TURKEY: ANKARA COULD BRING BACK DEATH PENALTY

Prime Minister Recep Tayyip Erdoğan

13 November 2012 :

Turkish Prime Minister Recep Tayyip Erdogan said Ankara would consider bringing back capital punishment in terror related crimes, a decade after it abolished the practice. “The authority (to forgive a killer) belongs to the family of the slain, not to us,” Erdogan was quoted as saying by Anatolia news agency. “We need to make necessary adjustments.”
Given that the death penalty existed in China, Japan, Russia and the United States, Turkey needed to review its position, he said.
Already last week, the premier had raised the issue, citing popular support for such a move over the case of Abdullah Ocalan, the jailed leader of Turkey’s armed Kurdish rebellion.
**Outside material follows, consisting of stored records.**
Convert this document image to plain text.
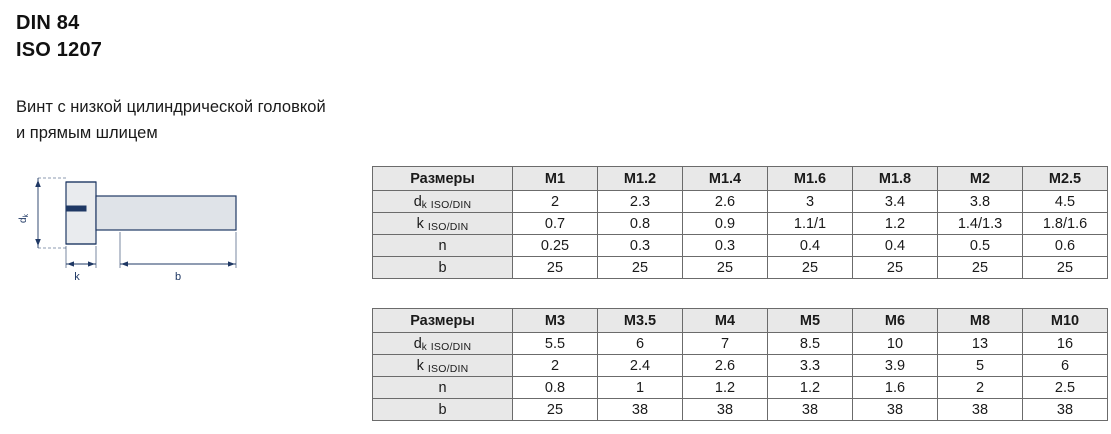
DIN 84
ISO 1207
Винт с низкой цилиндрической головкой
и прямым шлицем
$d_k$
k	b
Размеры	M1	M1.2	M1.4	M1.6	M1.8	M2	M2.5
dk ISO/DIN	2	2.3	2.6	3	3.4	3.8	4.5
k ISO/DIN	0.7	0.8	0.9	1.1/1	1.2	1.4/1.3	1.8/1.6
n	0.25	0.3	0.3	0.4	0.4	0.5	0.6
b	25	25	25	25	25	25	25
Размеры	M3	M3.5	M4	M5	M6	M8	M10
dk ISO/DIN	5.5	6	7	8.5	10	13	16
k ISO/DIN	2	2.4	2.6	3.3	3.9	5	6
n	0.8	1	1.2	1.2	1.6	2	2.5
b	25	38	38	38	38	38	38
Ocalan was charged with treason and sentenced to hang in 1999. But the sentence was commuted to life imprisonment in October 2002 after Turkey abolished the death penalty under pressure from the EU, which Ankara wants to join.
Erdogan’s suggestion to put the issue of the death penalty on parliament’s agenda comes amid a hunger strike by some 700 Kurdish prisoners. They want better jail conditions for Ocalan, who has been kept in solitary confinement for a year and a half, and the lifting of restrictions on the use of Kurdish language. Some of those protesting have been fasting for 61 days but Erdogan has dismissed the protest as “a show, blackmail, bluff.” On November 10, several lawmakers from the parliament’s pro-Kurdish Peace and Democracy Party (BDP) joined the hunger strike. About 45,000 people, most of them Kurdish, have been killed in the fighting with Ocalan’s Kurdistan Workers’ Party (PKK), considered a terrorist organisation by Ankara and much of the international community.